Monday, September 30, 2013

Using grammar to challenge electronic cigarette marketing


Early electronic cigarette marketing.
Seeing the growth of the popularity of electronic cigarettes I wanted to note the importance of tobacco free advocates making a collective effort at getting our language together. ANR has a presentation ice breaker where the audience is asked to say, “smoking ban.”  The presenter then congratulates them for getting that out of the way so that they never have to utter that phrase again.  We work for tobacco free spaces, clean indoor air, and safe smoke free workplaces and public space. We try to avoid saying anything about “anti tobacco” and recognize that “environmental tobacco smoke” is a polite industry way of talking about secondhand smoke. We need to make sure that we do not address the industry challenges from electronic cigarettes with their language. 

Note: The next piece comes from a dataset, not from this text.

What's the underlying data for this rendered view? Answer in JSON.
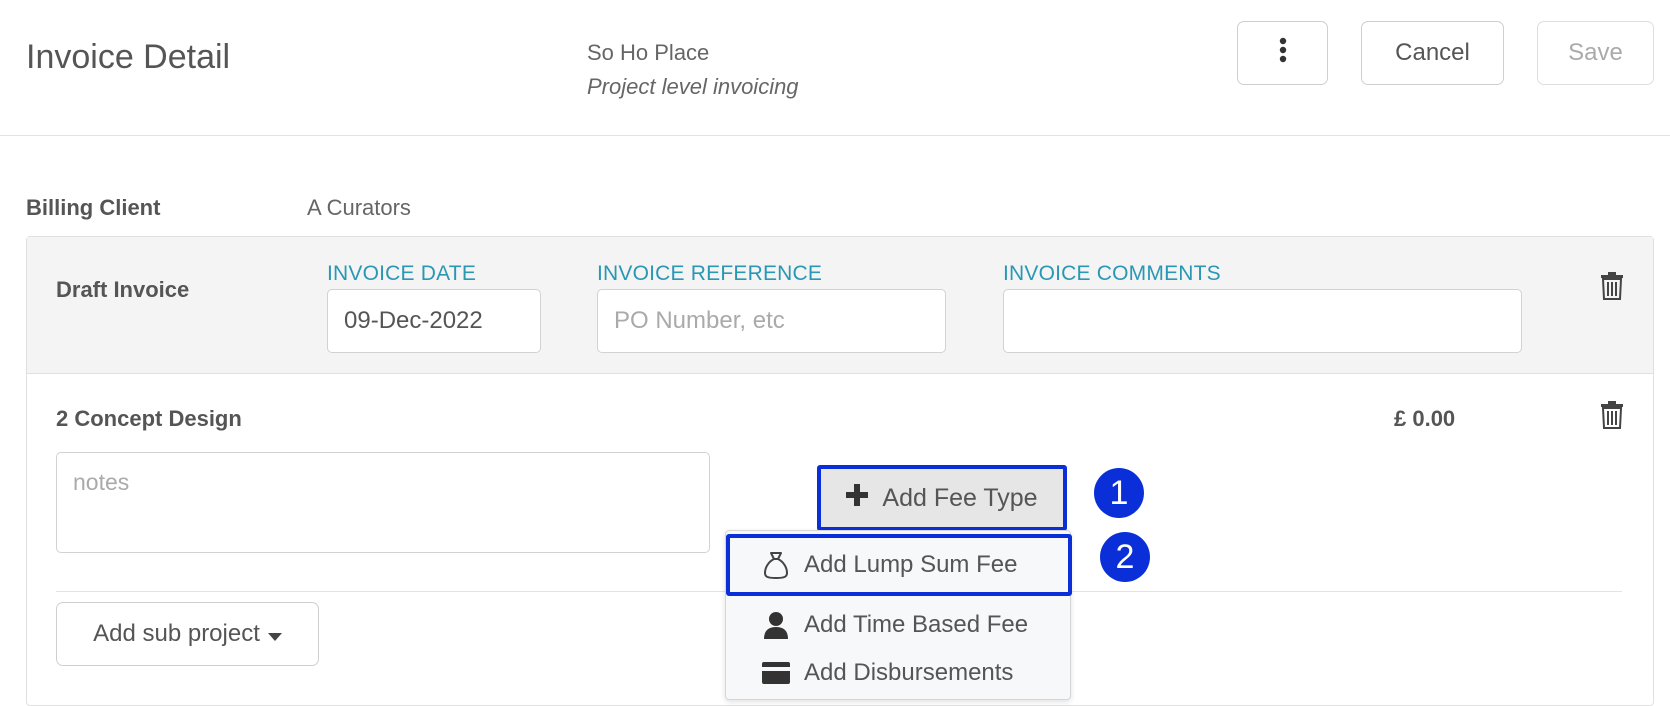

It is with this spirit that I suggest that advocates drop, as is conversationally convenient, the use of terms like “vaping” and “E vapor.”  Even the term “E cig” has the short harmless aspect of a nickname.  We might do well to consider the discipline of always using a full description of “electronic cigarettes” as another “nicotine delivery device.”  We can refer to the effluent as just that, “effluent.”  And make note to point out the “fine particulate” included in the “aerosol contamination.” 

The stakes are too high to allow the tobacco industry to define our terms.